Diversity, Employment, Employees, Leadership

- Employees and communities were affected by the pandemic. With it, these communities are the cornerstone of recovery plans. Hotels play a central role in the local ecosystems, namely local  spending, sourcing, employment, providing a place for people to do business. Both a local community and employees are a source of resilience. In this context, the Smart Resilient Hotel concept is used heavily by researchers to describe a high degree of digitization and therefore capable of surviving stressful, threatening (life) situations without persistent damage. There are a number of positive effects of smart services, starting from less physical contact between staff and other people in the front office, service areas, catering trade, etc., to improved guest experience, which is still comprehensive, warm, and personalized.
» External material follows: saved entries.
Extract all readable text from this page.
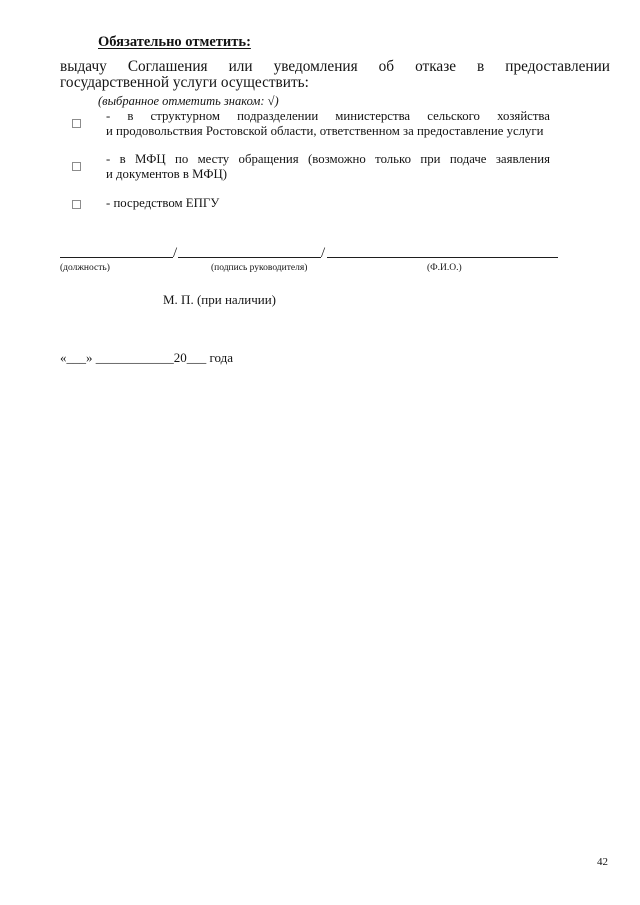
Обязательно отметить:
выдачу Соглашения или уведомления об отказе в предоставлении
государственной услуги осуществить:
(выбранное отметить знаком: √)
- в структурном подразделении министерства сельского хозяйства
и продовольствия Ростовской области, ответственном за предоставление услуги
- в МФЦ по месту обращения (возможно только при подаче заявления
и документов в МФЦ)
- посредством ЕПГУ
/	/
(должность)	(подпись руководителя)	(Ф.И.О.)
М. П. (при наличии)
«___» ____________20___ года
42
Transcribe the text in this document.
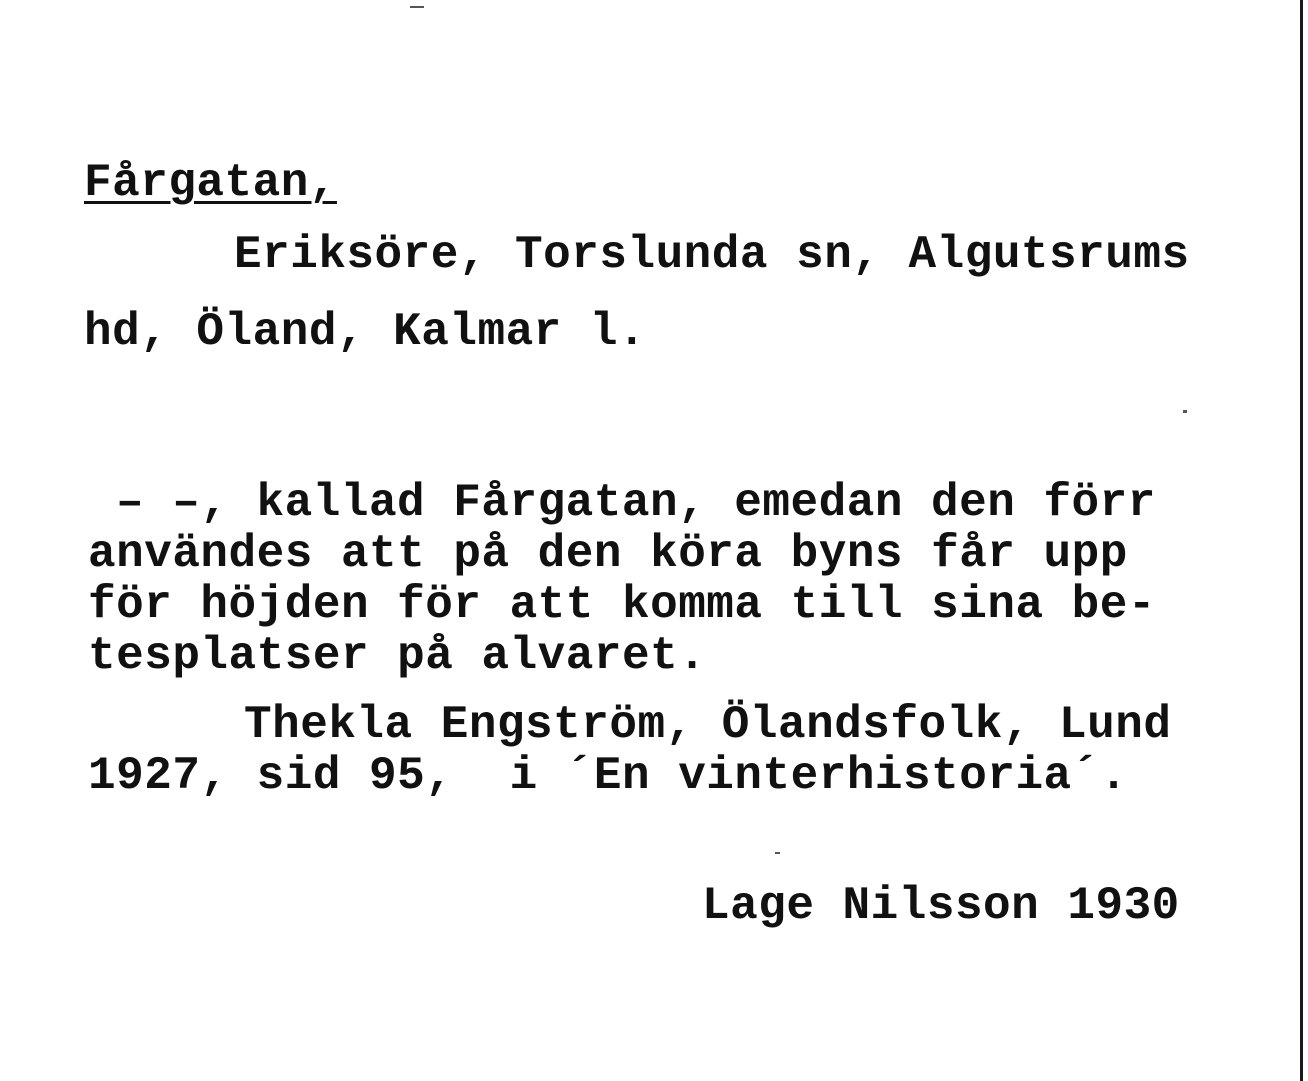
Fårgatan,
Eriksöre, Torslunda sn, Algutsrums
hd, Öland, Kalmar l.
– –, kallad Fårgatan, emedan den förr
användes att på den köra byns får upp
för höjden för att komma till sina be-
tesplatser på alvaret.
Thekla Engström, Ölandsfolk, Lund
1927, sid 95,  i ´En vinterhistoria´.
Lage Nilsson 1930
Regeneration, Biodiversity, Nature

- Regeneration now comes in multiple  spheres from ‘regenerative climate protection, regenerative technology, and regenerative humanity’. The value of biodiversity was recognized decades ago. It is also one of the key policy areas of the European Green Deal. Biodiversity is not an abstract concept but the main source of inspiration for guests. Many people are missing ‘nature escapes’, which is resulted in nature-deficit disorder. In this respect, hotels can give their visitors this so needed dose of nature.

Stakeholders, Product, Development

- Today, growth is possible with a focus on quality over quantity. To provide better service, businesses should seek service and co-innovation partners. Another focus is on change in consumer behavior. It is time for slow tourism with fewer vacations, for a longer time, which is becoming one of the major emerging trends along with solo or sustainable travel.

Conclusion

2021 is considered a year for action on tackling climate change. United Nations Secretary-General Antonio Guterres said in his State of the Planet speech in December, "Covid and climate have brought us to a threshold." Also, it is the year that marks an endpoint for the Paris Agreement.

Fortunately, we’re seeing collective leadership and strong determination among governments, local communities, businesses, and individuals that bring positive outcomes. Major hotel brands, including Hilton and Marriott, have already established the Hotel Carbon Measurement Initiative for measuring the carbon footprint of individual hotel locations.

That said, people now search for a hospitality environment with nature and digital interactions at the center of guest experiences. So, there is a very strong business case for hotels to adopt technology and invest in a cleaner environmental future.